Code language: C++ (cpp)

As a side note: We could theoretically remove the need for a token lookahead altogether by building a state machine and only using the consumed tokens to determine the next state. The thing we have to be cautious about with this approach is to clean up the state if EOF is reached. Otherwise we might miss a syntax error.

## Conclusion

Given how exceedingly hard it is to parse arbitrary big roman numerals – especially considering the dull domain – I think it’s fair to conclude that they are the worst thing since the invention of math. I’m also pretty sure this “number system” – if you can even call it that – is the true reason for the demise of the roman empire.

Still, constructing grammars and parsers for them was (at least for me) an interesting challenge. I also learned some stuff about parsers I didn’t know before – so that’s a win I guess. ^^

I hope this article was interesting for you as well, or at least somewhat entertaining.

Have a nice day,

Sigma

PS: If you know of any other weird historical number systems, please get in touch. ^^

## 2 responses to “Parsing Roman Numerals”

Hi all,

This is a beautiful approach to Roman numerals. I really like it; your article opened my mind. Why have I never thought about the true reason for the demise of the Roman Empire? In this article, “A Grammar For Infinite Standard Form” algorithm is an elegant solution for it.
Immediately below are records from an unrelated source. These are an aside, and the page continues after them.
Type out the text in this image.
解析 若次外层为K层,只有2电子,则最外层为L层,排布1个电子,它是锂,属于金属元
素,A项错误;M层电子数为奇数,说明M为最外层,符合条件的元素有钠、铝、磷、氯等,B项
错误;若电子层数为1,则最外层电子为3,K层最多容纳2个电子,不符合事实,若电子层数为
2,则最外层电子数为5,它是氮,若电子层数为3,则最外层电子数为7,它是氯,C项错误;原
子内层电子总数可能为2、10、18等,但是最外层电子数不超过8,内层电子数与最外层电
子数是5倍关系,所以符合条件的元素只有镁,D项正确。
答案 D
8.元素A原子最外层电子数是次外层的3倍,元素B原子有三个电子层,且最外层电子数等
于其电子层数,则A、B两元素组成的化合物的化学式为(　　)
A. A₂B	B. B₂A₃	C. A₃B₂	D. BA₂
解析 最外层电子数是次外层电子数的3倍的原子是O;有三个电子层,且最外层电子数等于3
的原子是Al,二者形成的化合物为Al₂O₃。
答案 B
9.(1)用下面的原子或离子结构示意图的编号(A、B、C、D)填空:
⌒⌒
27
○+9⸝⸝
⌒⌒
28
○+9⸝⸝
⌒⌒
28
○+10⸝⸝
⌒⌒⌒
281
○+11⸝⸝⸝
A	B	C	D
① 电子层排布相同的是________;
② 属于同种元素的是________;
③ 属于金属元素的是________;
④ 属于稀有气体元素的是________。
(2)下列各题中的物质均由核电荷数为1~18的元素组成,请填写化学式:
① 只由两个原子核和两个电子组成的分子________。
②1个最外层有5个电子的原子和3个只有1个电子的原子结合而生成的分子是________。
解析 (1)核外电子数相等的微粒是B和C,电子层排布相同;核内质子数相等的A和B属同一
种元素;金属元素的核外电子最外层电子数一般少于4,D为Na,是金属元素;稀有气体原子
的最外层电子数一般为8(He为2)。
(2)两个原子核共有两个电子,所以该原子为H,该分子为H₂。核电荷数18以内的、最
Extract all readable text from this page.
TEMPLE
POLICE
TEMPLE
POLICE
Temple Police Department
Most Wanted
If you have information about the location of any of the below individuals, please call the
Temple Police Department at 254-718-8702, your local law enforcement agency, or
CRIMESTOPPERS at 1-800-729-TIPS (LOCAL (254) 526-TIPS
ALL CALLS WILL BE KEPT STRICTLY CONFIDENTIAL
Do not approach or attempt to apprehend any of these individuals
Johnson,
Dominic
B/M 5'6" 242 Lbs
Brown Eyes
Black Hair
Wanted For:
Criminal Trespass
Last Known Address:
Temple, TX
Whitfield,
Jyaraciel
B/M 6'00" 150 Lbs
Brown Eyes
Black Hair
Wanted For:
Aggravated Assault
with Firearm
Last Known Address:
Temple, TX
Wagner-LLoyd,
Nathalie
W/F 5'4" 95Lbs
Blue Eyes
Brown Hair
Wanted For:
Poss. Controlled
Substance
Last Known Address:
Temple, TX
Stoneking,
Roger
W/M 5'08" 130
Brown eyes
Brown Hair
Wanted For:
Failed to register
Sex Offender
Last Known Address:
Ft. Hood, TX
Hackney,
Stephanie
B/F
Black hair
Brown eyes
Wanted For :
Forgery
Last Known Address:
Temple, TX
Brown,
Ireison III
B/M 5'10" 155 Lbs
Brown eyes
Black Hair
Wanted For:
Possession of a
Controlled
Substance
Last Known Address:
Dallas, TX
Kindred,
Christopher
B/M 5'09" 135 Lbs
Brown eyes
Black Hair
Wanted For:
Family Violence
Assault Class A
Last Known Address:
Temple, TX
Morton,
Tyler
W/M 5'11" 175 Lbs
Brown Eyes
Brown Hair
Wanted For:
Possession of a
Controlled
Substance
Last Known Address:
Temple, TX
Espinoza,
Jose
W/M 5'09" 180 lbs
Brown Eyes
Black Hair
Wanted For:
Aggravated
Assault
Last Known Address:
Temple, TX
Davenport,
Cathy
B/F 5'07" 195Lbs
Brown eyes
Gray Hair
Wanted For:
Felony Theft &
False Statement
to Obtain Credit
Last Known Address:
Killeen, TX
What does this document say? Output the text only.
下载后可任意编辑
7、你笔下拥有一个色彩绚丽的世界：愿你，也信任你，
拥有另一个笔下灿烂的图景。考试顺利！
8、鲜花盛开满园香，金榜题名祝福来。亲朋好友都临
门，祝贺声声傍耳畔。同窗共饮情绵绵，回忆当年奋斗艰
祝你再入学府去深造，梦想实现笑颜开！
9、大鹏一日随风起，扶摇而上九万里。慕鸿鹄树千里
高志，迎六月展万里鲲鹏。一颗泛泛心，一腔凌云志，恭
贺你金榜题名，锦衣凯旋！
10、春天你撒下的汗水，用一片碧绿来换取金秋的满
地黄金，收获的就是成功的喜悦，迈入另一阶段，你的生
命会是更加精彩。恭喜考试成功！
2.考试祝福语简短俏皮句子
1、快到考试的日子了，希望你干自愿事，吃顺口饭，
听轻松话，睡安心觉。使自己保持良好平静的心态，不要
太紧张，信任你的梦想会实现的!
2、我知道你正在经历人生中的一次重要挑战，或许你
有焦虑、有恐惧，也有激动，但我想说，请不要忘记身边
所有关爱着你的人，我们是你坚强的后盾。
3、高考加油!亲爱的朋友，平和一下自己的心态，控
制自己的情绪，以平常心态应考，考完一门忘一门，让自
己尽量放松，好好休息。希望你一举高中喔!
Furthermore, I have a point about “First of all: Roman numerals suck.” That is true when we compare them with Arabic numerals plus algebraic expressions. But if you wait, relax, and then go back to the past just in a mind exercise.

Look around and try to answer: who made it possible for all those glorious things with just numerals that suck?

When you think about it, once upon a time, the Egyptian (used symbols, but was a decimal system) and Babylonians (using symbols, but the base was 60), the numerical system was more complex but both contain similarities.

We knew all the great things both civilizations could do. But how?

The answer is… 42. Hehe, no, no. The abacus is the true answer. When the abacus is used in these numerical systems to solve basic problems (+ – * /), the complexity goes down. Basically, with 4 basic operations and 1 abacus, you can solve all problems at the time. Each simple numeric movement corresponds to a unit.

Basically, the abacus was a grand master constructor, making pyramids, the Babylon Tower, Coliseum, and so on.

Single example about other numerical systems:

Egyptian

https://tse2.mm.bing.net/th?id=OIP.rn4-nWcC0mQOJ-kMwVVuIwHaF6&pid=Api&P=0&h=180

Babylon

https://www.easycalculation.com/funny/numerals/images/babylonian/numbers.gif

Hi,

thank you a lot for your nice comment!

Yeah, I tend to exaggerate a bit. ^^”

Also, thank you for the suggestions, I’ll take a look at them.